My parents had a good life in Germany before the Nazis came to power. In 1939, they were given two weeks to leave Germany or else they would be picked up by the Nazis.
My parents left Germany by train to Italy. They then went by ship to Shanghai, China. They wanted to come to America but were told no. China was the only safe haven for 20,000 stateless Jewish people to go to.
It was a great shock to them when they arrived to Shanghai in 1939. They were taken from the ship and taken put onto a truck and taken into the Ghetto.

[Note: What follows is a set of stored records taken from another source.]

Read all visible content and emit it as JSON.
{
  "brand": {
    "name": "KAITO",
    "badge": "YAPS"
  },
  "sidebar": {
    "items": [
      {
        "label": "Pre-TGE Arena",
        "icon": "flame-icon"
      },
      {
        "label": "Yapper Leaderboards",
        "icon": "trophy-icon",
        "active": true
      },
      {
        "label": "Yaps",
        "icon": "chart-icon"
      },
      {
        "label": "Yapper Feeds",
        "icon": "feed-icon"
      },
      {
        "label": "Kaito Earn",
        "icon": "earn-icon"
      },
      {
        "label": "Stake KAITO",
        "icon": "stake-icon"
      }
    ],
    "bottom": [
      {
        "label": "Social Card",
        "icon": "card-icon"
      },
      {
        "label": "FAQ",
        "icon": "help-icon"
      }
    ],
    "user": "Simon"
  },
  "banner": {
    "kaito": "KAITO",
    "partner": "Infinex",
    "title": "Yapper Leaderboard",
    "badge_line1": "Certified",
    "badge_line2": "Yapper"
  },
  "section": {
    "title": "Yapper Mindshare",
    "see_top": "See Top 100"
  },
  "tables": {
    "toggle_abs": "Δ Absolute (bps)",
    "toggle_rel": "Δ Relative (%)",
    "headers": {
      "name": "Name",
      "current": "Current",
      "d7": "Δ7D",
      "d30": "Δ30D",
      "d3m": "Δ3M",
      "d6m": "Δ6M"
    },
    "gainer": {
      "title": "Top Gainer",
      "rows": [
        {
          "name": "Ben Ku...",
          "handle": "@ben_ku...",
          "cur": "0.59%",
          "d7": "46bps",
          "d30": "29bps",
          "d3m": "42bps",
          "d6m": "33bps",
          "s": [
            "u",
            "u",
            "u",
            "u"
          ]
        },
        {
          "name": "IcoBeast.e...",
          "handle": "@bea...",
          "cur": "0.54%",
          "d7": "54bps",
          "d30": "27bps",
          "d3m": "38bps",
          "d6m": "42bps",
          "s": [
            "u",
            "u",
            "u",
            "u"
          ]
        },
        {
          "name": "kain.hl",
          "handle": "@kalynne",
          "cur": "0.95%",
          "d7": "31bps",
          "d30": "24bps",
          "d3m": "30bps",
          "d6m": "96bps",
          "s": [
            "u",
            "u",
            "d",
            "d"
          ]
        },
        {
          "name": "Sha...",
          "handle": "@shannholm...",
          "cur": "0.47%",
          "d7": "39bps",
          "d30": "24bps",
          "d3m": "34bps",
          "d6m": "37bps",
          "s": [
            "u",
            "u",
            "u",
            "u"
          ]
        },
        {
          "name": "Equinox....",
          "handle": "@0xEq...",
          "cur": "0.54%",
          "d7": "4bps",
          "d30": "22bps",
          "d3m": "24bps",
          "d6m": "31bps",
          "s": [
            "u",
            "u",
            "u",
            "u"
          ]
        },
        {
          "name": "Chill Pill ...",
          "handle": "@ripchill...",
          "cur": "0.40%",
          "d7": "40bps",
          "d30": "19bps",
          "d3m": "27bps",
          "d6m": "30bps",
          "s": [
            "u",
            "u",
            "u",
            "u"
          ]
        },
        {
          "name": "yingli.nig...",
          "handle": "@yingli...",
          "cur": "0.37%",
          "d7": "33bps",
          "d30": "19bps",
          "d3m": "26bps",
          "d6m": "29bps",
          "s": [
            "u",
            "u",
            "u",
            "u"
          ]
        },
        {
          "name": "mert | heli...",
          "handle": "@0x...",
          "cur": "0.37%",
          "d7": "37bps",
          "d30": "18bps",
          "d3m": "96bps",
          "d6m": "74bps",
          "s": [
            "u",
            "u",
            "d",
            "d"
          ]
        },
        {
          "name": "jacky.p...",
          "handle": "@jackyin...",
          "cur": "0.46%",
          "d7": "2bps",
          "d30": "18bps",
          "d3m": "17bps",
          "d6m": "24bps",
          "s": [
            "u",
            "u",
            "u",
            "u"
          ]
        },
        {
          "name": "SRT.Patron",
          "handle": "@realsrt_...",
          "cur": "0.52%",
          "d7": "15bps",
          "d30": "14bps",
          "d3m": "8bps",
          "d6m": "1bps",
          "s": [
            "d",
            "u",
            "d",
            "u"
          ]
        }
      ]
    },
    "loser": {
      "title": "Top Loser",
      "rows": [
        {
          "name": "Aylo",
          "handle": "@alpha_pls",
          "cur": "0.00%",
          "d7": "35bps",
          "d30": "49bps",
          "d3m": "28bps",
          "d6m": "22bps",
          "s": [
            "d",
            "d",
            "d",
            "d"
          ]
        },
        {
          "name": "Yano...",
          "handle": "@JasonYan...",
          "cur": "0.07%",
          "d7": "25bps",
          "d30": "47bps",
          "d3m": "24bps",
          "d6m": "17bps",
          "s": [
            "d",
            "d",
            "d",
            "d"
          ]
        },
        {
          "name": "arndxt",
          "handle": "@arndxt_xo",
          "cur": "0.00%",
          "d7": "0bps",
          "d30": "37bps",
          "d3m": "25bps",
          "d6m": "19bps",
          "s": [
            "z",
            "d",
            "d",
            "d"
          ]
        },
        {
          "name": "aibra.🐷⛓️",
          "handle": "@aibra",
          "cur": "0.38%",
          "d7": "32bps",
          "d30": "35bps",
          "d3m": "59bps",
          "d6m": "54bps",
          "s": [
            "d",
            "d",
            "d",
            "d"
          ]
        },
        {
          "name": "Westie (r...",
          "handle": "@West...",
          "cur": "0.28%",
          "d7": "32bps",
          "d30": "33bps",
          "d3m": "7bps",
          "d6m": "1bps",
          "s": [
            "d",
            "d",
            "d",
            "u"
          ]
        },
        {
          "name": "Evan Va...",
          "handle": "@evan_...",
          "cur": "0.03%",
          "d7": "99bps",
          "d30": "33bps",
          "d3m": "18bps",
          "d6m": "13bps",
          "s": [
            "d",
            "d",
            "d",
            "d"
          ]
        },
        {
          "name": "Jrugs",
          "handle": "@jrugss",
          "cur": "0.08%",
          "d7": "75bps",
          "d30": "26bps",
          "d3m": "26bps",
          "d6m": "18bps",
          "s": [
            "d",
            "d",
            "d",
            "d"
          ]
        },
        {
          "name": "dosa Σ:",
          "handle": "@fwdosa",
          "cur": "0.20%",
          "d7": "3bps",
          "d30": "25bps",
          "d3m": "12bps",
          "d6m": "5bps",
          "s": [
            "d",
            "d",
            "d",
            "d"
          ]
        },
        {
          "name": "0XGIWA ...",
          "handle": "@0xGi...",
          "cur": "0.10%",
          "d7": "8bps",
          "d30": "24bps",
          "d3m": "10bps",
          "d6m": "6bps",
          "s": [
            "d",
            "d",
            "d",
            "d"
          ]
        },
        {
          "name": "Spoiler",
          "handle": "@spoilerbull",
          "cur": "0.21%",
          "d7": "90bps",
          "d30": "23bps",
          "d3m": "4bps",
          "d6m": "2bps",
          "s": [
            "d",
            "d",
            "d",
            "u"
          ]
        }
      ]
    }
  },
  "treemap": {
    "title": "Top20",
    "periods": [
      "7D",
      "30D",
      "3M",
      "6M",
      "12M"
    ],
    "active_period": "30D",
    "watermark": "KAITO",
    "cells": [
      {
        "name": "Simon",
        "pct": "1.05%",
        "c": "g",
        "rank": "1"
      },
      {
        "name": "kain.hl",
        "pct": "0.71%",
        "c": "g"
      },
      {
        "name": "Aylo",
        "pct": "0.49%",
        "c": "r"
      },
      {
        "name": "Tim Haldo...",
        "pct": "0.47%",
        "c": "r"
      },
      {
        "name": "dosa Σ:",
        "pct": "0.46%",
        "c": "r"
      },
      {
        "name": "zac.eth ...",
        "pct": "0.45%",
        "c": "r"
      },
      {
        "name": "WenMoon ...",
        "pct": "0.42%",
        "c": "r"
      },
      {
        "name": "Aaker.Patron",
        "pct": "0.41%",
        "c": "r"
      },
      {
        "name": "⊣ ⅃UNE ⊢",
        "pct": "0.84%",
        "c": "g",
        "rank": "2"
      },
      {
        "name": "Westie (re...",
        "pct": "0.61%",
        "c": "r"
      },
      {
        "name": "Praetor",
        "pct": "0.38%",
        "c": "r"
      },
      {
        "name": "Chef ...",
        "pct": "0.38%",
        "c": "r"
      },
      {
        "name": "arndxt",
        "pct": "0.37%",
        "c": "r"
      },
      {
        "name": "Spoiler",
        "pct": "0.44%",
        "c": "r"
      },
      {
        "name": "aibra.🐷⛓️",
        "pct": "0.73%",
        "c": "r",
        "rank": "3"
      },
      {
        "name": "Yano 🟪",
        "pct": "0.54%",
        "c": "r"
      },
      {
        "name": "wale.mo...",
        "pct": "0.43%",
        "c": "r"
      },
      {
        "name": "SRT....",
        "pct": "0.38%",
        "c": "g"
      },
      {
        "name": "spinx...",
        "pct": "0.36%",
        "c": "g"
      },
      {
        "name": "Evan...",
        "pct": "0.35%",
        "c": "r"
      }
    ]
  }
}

In 1943, I was born in the Hongkew Ghetto in Shanghai, China. I remember we lived in one room and there were rats there. There was starvation and diseases. Cholera was rampant. It was bad, so bad. My parents left Berlin by train to Italy and then by ship to Shanghai. My father bought tickets aboard a cruise ship, believe it or not. When they finally got to China, it was a great shock. They were taken from the ship and put onto a truck and taken into the Ghetto. My father was 34 and my mother was 17. My father told my mother that he would take her out of Germany to China but only if she married him. He died one year after they came to America. My mother remarried to Joseph Moritz and they were married for twenty-five years.
The Japanese took the Ghetto over from the Chinese shortly after my parents arrived. Apparently, Hitler told the Japanese to annihilate the Jews. The Japanese did not do so as they saw the value of having Jews. They knew that eventually the Jews would want to go to America and they did not want to upset America at that time. 22,000 Jews lived in the ghetto.
Once a year, representatives from HIAS (Hebrew Immigrant Aid Society) would come to the ghetto to check on us. I remember sitting on a bleachers with about twenty-five other children. I touched one of the HIAS woman’s fur coats. My mother told me to stop. I touched her fur coat and said “she’s a bear, she’s a bear!” I was four years old at the time.
Later my mother worked for the Jewish Community Center, she made sandwiches and soup in what later came to be known as “Raisi’s Kitchen.” When someone was hungry, she would give them a sandwich, a Danish, and a drink for free. I told her that she could get fired for doing that. She said, “I’m going to feed whoever is hungry.”